The confusion of conservatism with Christianity, as mistaken as it is, has historical reasons. 

Since the Enlightenment, there has been the observable trend in societies whose frame of reference derives from Western tradition and thought, to unhinge themselves from the perceived strictures of Biblical truth. 

This is against the backdrop of cultural Christianity that held unremitting sway over Europe and its antecedents for well over a millennium following Constantine the Roman Emperor’s decriminalisation of Christian worship in the AD313 Edict of Milan. 

Cultural Christianity, very crucially, is not to be confused with biblical Christianity. It is descriptive of the existence of a general consensus in a cultural setting that (superficially) embraces biblical claims and values. 

This consensus need be neither specifically nor personally applied. In fact it is usually vague, contradictory and inchoate enough to seamlessly coexist at times, with the reign of cultural ideas, practices and norms that are in direct conflict with biblical truth. A good example is slavery, racism, apartheid, among other forms of hatred that have at sundry times coexisted with ostensibly Christian social settings. 

In other words, rather than embracing the Lordship of Christ and the primacy of His truth, cultural Christianity merely enthrones Christianity as the politically correct worldview of the day, even while its truths are simultaneously trampled, and sometimes used to justify the unjustifiable. 
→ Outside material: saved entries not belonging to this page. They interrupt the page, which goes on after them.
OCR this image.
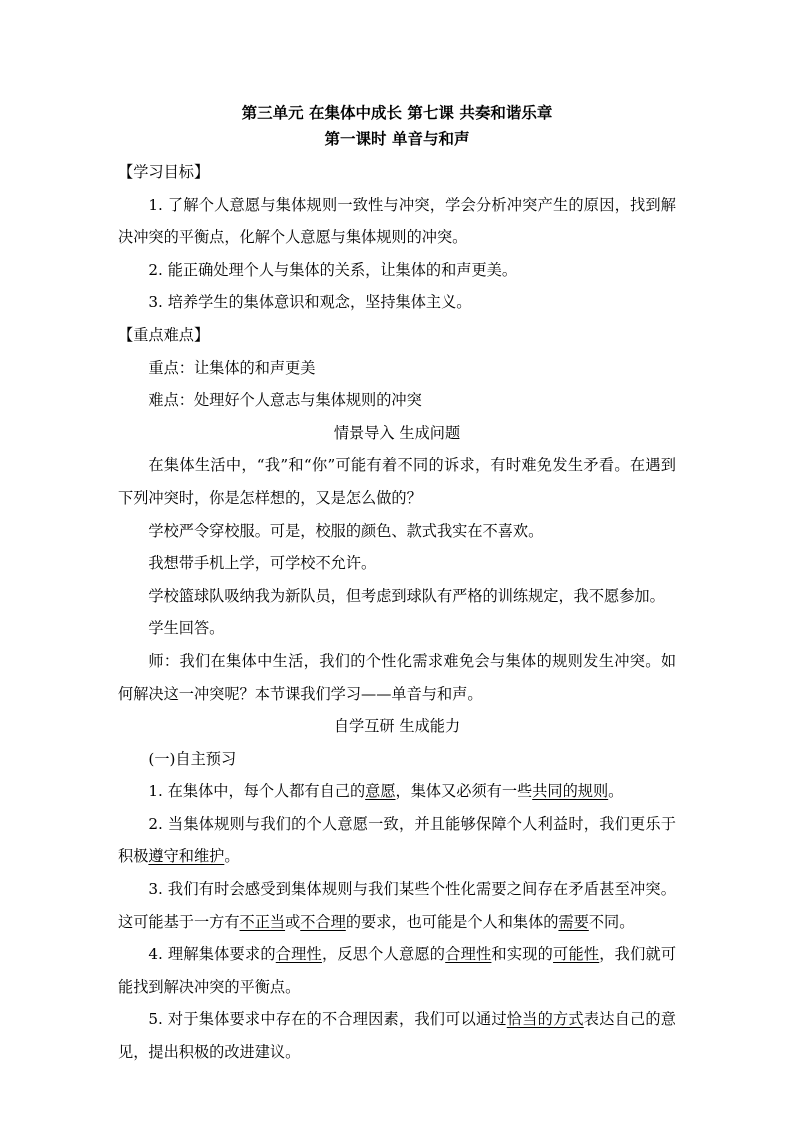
第三单元 在集体中成长 第七课 共奏和谐乐章
第一课时 单音与和声
【学习目标】
1. 了解个人意愿与集体规则一致性与冲突，学会分析冲突产生的原因，找到解决冲突的平衡点，化解个人意愿与集体规则的冲突。
2. 能正确处理个人与集体的关系，让集体的和声更美。
3. 培养学生的集体意识和观念，坚持集体主义。
【重点难点】
重点：让集体的和声更美
难点：处理好个人意志与集体规则的冲突
情景导入 生成问题
在集体生活中，“我”和“你”可能有着不同的诉求，有时难免发生矛看。在遇到下列冲突时，你是怎样想的，又是怎么做的？
学校严令穿校服。可是，校服的颜色、款式我实在不喜欢。
我想带手机上学，可学校不允许。
学校篮球队吸纳我为新队员，但考虑到球队有严格的训练规定，我不愿参加。
学生回答。
师：我们在集体中生活，我们的个性化需求难免会与集体的规则发生冲突。如何解决这一冲突呢？本节课我们学习——单音与和声。
自学互研 生成能力
(一)自主预习
1. 在集体中，每个人都有自己的意愿，集体又必须有一些共同的规则。
2. 当集体规则与我们的个人意愿一致，并且能够保障个人利益时，我们更乐于积极遵守和维护。
3. 我们有时会感受到集体规则与我们某些个性化需要之间存在矛盾甚至冲突。这可能基于一方有不正当或不合理的要求，也可能是个人和集体的需要不同。
4. 理解集体要求的合理性，反思个人意愿的合理性和实现的可能性，我们就可能找到解决冲突的平衡点。
5. 对于集体要求中存在的不合理因素，我们可以通过恰当的方式表达自己的意见，提出积极的改进建议。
The departure from Cultural Christianity has gained snowballing momentum over the decades. Recently, it seems to have reached a tipping point such that a new decidedly anti-Christian consensus is now threatening to capture the cultural centre that was for centuries the preserve of cultural Christianity in some places. 

This poses an existential threat to the beneficiaries of receding social, economic and political power structures with which cultural Christianity was deeply interwoven. A new and uncertain era beckons for their purveyors.

Biblical Christians need not join them in weeping for what was at times an affront to Christ and his gospel.

Even the prospect of resurgent persecution need not unsettle Biblical Christians. After all it was Christ who said “a slave is not greater than his master.' If they persecuted me, they will also persecute you; if they kept my word, they will keep yours also”. (John 15:20)

Who knows, this shaking may be a godsend for a church that has gone flaccid under the soporific shade of cultural Christianity.